Professor Lo Cascio: Il mestiere di fingere

Una gran folla all’Auditorium, trepidante e inaspettata…sarà mica per Lo Cascio?!
Intanto il professor Granozzi apre la conferenza annunciando i pronostici per questo nuovo anno accademico; l’intenzione è quella di chiudere il progetto del cineforum ed iniziarne uno nuovo sui mestieri del cinema: “basta con il cineforum, facciamo i mestieri del cinema e proviamo a discutere con i grandi che il cinema l’hanno fatto davvero…”.

Saranno organizzati cicli d’incontri con personalità provenienti dal mondo del cinema, dell’editoria e del giornalismo che terranno vere e proprie lezioni.
Prima tappa: Luigi Lo Cascio & il mestiere d’attore.
Straordinario attore palermitano colto e preparato, dal fascino misterioso, raggiunge il successo con il film “I cento passi” (per chi non lo dovesse ricordare ^_^) di Marco Tullio Giordana, interpretando Peppino Impastato, eroe siciliano che osò sfidare l’intero mondo mafioso di Cinisi e la mentalità di un piccolo paese solo con la sua intelligenza, l’ironia, la fantasia e la voglia di fare.

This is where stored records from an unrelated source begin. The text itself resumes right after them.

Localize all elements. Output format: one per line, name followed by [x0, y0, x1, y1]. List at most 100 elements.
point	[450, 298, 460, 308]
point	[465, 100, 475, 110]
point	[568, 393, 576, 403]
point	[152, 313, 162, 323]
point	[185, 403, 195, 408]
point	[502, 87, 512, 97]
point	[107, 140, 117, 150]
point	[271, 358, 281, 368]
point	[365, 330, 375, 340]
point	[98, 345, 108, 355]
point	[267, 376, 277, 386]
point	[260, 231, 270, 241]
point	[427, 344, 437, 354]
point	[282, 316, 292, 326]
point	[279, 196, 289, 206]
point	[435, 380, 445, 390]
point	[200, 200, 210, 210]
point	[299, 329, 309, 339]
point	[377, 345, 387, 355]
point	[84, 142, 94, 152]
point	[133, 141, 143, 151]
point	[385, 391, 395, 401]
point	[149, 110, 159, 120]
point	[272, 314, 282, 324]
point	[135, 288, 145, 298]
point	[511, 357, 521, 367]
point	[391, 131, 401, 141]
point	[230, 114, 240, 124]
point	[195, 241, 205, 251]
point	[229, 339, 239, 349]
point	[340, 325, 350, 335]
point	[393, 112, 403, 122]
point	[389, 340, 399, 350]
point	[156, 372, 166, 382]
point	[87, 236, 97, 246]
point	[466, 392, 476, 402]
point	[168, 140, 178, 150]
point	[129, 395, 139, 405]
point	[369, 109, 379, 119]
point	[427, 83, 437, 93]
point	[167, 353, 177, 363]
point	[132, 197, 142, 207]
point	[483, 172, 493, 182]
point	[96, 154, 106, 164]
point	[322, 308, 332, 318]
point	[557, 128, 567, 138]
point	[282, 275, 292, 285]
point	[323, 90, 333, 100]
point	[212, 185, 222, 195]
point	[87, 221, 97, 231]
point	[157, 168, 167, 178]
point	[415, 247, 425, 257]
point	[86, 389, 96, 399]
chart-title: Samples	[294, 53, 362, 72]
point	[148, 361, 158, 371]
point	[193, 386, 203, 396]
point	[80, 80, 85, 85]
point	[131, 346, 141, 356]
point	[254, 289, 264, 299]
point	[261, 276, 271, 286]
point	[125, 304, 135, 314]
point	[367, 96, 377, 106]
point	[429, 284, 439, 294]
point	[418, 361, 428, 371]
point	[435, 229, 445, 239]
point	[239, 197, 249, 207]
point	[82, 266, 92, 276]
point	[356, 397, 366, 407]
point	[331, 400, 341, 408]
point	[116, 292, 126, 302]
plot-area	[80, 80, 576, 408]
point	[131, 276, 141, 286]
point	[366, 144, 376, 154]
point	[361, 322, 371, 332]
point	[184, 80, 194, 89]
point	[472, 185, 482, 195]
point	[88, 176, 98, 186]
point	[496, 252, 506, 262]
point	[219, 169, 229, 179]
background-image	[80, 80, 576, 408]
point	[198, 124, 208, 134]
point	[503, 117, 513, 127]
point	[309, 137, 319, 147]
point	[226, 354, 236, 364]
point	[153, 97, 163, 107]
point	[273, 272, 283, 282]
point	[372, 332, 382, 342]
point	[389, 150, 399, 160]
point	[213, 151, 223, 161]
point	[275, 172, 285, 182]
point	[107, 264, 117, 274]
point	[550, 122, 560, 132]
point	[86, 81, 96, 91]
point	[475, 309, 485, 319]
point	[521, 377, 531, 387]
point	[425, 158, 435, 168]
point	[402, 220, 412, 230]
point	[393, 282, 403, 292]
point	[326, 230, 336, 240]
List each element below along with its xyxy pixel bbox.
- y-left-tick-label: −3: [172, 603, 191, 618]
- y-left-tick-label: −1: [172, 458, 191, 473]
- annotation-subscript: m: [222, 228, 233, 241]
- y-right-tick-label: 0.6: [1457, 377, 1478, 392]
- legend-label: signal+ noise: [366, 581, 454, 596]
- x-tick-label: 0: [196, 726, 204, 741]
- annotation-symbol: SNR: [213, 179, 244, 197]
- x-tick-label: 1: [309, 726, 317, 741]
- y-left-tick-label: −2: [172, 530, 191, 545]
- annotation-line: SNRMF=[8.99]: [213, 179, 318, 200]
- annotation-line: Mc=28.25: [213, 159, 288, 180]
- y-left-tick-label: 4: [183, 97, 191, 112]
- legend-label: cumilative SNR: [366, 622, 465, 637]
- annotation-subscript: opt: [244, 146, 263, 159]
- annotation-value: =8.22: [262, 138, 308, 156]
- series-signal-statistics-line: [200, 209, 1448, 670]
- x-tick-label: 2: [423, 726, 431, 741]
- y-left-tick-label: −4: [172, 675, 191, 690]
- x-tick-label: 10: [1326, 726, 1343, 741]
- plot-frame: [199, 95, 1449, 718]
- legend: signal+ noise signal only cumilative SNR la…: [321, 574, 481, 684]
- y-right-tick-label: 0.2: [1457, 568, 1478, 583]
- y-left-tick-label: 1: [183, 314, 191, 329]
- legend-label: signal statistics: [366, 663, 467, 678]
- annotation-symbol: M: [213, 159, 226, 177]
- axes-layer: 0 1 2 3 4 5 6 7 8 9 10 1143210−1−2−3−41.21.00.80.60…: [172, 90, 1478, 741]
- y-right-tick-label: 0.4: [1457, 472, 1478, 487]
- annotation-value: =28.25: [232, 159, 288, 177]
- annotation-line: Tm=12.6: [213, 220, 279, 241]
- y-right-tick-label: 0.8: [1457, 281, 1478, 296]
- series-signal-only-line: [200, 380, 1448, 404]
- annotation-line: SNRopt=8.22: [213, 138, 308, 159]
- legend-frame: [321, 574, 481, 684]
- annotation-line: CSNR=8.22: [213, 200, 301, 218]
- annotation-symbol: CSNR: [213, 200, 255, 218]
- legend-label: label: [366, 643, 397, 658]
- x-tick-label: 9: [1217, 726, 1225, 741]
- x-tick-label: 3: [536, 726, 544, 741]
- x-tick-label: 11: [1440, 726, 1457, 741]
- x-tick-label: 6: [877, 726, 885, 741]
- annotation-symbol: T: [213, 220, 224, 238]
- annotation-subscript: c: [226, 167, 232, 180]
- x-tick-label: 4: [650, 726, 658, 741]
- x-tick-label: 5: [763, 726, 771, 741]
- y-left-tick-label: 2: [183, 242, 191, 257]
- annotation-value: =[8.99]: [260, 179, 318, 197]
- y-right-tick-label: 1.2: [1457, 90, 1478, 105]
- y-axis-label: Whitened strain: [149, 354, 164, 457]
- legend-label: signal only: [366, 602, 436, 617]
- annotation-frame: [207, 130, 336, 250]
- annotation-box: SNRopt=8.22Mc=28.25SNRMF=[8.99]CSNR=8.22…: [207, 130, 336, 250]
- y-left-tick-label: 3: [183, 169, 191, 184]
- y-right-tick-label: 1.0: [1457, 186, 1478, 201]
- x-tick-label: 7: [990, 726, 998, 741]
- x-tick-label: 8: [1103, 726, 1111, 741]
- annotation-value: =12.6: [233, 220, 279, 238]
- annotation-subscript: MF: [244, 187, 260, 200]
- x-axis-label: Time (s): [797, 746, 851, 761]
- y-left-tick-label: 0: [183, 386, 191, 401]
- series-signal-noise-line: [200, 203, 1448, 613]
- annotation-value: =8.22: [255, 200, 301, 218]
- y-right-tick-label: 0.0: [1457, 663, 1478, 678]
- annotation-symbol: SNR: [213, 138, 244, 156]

Imbarazzato e intimorito dalla folla di studenti, l’ospite inizia a raccontarci del suo avvicinamento al mestiere d’attore, confessandoci il poco amore nei confronti del cinema probabilmente dovuto ai lunghi anni passati in teatro, alla possibilità che questo offre di celarsi dietro una maschera per poi tornare al proprio “Io” calato il sipario, cosa che al cinema risulta molto più complicata. E’ lì che passa e resta tutta la tua persona: “…mi capita che la gente, passeggiando per strada, mi chiami ancora Peppino…”.

Anche i pregiudizi “pseudo-culturali” e le “sventure biografiche” lo spinsero a non amare il cinema un granché…
“Non è un dato ovvio che quello dell’attore sia un mestiere. La gente non vuole che tu finga ma che ti confonda completamente con il personaggio […] e al tempo stesso risultare una persona normale. Ma l’attore è artista vivente…o è artigiano? Di certo è soggetto e oggetto della propria creazione e trasformazione a comando (metodo della mimica, o meglio, mimetica del maestro-teorico Orazio Costa).

Tanti sono i modi d’essere attori, diversi gli sfondi, ma ciò che accomuna le varie forme è l’andare in avanscoperta ponendosi al posto di chi ci guarda per cogliere il senso dell’uomo e sperimentare possibili reazioni”.
Altro punto che Lo Cascio tende sottolineare è la responsabilità di un attore, di un uomo in quanto attore, che non sta esclusivamente nel personaggio di peso, storico o di finzione che si andrà ad interpretare quanto nel dover divulgare quanto fatto.
Dopo averci spiegato chiaramente il suo modo di vedere la figura d’attore, inizia a rispondere ad alcune domande postegli, domande tecniche per lo più, che non stiamo qui ad elencare perché pensiamo sia sottinteso che abbiate seguito la lezione!

Per gli amanti del teatro, potete vedere Lo Cascio la prossima stagione in uno degli ultimi racconti di Kafka: “Nella Tana”.
Noi vi salutiamo e vi diamo appuntamento alla prossima lezione!

Filmografia:
I cento passi, Luce dei miei occhi, Il più bel giorno della mia vita, La meglio gioventù, Buongiorno, notte, Mio cognato, La vita che vorrei.